For the integration of a reference to INS, even for similar types of instrumentation, proper identification of the coordinate reference frame and interpretation of the data expressed are required. The data from both SVS and LSS must be transformed to the navigation frame or the measurement frame where it is needed for analysis. All the transformation matrices in this chapter are DCM, but the described methodologies could also be applied for quaternions if the reader is more familiar with them.

When a SVS is incorporated into an INS, it enhances the possibility to attach two or more cameras in a different set of configurations for the system. For a proper interpretation of the data obtained from the image, it is necessary to define where the epipolar line is located with their epipolar points and consider the line of sight and FOV demanded for every camera at the moment to fix them in their location.

Besides, when more cameras are added to the system, a robust calibration is demanded in order to diminish errors in the measurements.

SVS are more common to be implemented with INS or navigation systems; the reason is their low complexity in data interpretation, and they are fast systems. Thus, SVS have the property to determine the objects in the environment even without the involvement of a methodology; the user can simply get the image and correct the trajectory if the system is sending information in real time.

LSS, on the other hand, is more useful for mapping in navigation. The mapping possibility helps the system to recognize a familiar environment, avoid collisions, and improve the navigation. Two of the mentioned LSS own different methodologies to perform measurements during navigation were triangulation and time of flight.

LSS systems could require more time than SVS to perform their scanning and be able to recognize the objects or the structure in front of the body. But a properly scanned object can provide useful information and help the system to perform precise movements as required in medical surgeries.

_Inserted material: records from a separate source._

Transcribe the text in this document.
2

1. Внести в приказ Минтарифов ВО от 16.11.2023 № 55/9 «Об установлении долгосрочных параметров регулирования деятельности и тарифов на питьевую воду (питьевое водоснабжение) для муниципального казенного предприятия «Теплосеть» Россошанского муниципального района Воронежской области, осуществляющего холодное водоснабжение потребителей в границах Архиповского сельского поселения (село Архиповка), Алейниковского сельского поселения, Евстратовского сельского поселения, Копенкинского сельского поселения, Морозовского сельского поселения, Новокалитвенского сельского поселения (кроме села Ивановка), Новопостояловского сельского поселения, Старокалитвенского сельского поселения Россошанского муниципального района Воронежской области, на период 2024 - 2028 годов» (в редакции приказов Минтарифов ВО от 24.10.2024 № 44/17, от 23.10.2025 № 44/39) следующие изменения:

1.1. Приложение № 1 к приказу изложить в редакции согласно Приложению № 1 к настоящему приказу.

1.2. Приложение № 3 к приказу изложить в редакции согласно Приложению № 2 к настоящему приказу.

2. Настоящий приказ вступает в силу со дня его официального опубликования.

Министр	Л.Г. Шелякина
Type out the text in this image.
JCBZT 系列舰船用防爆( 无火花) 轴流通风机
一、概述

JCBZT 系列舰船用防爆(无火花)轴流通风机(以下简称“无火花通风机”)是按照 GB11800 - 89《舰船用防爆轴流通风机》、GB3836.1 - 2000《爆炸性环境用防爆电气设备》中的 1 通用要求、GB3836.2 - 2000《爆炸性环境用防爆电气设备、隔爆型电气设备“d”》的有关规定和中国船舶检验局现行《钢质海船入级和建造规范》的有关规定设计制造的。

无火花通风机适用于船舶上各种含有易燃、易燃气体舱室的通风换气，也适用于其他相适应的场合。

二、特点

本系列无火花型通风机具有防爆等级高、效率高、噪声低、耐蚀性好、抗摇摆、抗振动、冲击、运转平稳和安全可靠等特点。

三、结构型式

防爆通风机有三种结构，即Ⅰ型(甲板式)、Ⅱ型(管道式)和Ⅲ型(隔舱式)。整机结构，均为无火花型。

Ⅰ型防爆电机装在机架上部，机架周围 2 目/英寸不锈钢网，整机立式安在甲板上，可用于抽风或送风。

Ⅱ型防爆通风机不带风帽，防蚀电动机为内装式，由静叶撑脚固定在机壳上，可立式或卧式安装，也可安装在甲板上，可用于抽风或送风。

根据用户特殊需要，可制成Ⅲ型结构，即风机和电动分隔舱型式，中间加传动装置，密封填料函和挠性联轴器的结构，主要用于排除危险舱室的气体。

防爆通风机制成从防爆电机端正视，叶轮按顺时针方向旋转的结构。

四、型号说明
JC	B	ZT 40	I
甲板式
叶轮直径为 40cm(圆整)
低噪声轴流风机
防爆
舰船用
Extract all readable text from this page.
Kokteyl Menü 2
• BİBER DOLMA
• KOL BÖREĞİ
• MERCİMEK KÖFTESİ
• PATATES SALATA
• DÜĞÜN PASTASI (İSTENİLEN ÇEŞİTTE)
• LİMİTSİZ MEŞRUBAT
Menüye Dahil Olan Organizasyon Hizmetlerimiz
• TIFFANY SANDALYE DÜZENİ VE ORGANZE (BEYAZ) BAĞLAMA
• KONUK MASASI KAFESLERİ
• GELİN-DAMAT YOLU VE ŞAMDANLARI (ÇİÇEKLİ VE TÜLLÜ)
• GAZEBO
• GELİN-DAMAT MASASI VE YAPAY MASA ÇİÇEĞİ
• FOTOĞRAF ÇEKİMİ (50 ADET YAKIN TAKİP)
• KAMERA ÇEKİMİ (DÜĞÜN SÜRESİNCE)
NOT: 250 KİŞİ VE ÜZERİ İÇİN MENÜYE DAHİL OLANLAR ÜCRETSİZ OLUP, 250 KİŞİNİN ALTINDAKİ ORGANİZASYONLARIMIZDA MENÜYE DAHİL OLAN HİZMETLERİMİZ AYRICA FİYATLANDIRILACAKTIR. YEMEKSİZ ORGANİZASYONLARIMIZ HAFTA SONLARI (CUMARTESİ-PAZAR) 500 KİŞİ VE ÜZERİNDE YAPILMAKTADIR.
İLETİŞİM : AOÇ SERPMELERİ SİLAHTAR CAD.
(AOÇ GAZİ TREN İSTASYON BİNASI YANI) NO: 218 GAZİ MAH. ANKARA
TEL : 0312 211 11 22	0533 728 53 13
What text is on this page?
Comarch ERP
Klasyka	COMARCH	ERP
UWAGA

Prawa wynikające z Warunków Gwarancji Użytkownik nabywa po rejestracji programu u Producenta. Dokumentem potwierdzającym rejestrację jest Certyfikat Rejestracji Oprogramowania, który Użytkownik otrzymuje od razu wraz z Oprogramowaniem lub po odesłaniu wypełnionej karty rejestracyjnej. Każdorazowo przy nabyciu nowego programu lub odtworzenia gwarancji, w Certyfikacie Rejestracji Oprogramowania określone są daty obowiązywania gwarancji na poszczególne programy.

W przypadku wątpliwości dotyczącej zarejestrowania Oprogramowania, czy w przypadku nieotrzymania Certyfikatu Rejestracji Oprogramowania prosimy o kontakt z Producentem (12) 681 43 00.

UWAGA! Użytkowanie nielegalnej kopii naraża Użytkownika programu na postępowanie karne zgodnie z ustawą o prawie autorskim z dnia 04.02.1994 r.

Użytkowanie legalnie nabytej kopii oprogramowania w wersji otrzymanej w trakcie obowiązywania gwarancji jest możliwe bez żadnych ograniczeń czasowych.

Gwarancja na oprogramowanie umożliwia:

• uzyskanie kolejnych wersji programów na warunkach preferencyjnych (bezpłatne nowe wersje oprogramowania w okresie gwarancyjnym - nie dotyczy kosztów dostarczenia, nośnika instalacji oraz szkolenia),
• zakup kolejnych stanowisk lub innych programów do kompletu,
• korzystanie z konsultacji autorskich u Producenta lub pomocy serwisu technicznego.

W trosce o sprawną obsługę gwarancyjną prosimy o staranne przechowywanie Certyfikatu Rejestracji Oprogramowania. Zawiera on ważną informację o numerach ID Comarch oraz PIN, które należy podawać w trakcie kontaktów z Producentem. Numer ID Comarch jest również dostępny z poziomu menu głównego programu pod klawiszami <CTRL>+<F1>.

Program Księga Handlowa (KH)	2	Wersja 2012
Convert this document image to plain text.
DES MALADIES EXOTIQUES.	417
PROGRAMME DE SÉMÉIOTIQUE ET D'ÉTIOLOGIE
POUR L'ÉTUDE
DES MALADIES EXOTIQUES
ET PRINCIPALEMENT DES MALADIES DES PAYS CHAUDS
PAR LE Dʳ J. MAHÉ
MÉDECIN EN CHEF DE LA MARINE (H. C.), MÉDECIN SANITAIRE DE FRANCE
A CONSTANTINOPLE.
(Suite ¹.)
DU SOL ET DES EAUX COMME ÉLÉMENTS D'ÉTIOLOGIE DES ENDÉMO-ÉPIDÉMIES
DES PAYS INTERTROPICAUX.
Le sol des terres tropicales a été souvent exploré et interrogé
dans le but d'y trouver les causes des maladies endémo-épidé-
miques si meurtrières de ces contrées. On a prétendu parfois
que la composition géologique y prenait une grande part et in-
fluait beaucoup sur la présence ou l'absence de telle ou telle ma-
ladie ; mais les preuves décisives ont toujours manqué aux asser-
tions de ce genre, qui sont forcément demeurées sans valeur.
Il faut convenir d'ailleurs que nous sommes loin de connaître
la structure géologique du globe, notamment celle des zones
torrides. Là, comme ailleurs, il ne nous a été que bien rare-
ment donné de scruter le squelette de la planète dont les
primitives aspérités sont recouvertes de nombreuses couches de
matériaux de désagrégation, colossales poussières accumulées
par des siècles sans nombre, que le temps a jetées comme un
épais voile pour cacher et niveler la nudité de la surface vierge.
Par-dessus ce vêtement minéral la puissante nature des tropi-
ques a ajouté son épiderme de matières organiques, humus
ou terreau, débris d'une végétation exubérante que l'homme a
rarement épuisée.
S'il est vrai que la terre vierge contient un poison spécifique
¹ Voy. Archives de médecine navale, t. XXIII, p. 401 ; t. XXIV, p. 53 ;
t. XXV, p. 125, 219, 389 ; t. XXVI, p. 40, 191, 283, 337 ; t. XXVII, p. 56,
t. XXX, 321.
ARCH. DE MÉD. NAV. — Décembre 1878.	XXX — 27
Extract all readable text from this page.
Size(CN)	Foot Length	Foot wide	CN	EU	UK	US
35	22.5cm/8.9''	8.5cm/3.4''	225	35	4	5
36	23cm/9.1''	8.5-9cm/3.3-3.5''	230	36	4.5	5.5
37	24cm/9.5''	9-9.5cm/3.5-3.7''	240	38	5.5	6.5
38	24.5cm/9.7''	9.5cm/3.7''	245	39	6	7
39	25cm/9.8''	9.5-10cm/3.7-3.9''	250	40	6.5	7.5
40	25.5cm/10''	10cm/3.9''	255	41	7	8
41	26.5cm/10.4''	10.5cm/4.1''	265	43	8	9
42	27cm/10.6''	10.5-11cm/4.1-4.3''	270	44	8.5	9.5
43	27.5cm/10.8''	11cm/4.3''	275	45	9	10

For both systems, it is necessary to remember that the body could make movements that can distort the camera image and the laser reception, generating measurement errors and increments in the INS drift. The absolute references aid the IMU of the INS, but in other situations, the IMU is helping the vision systems in the navigation, as in the LIDAR case. During the integration of the vision system with INS, it is desirable to define which system is the one receiving feedback through the navigation process or if both systems are going to work parallel to each other.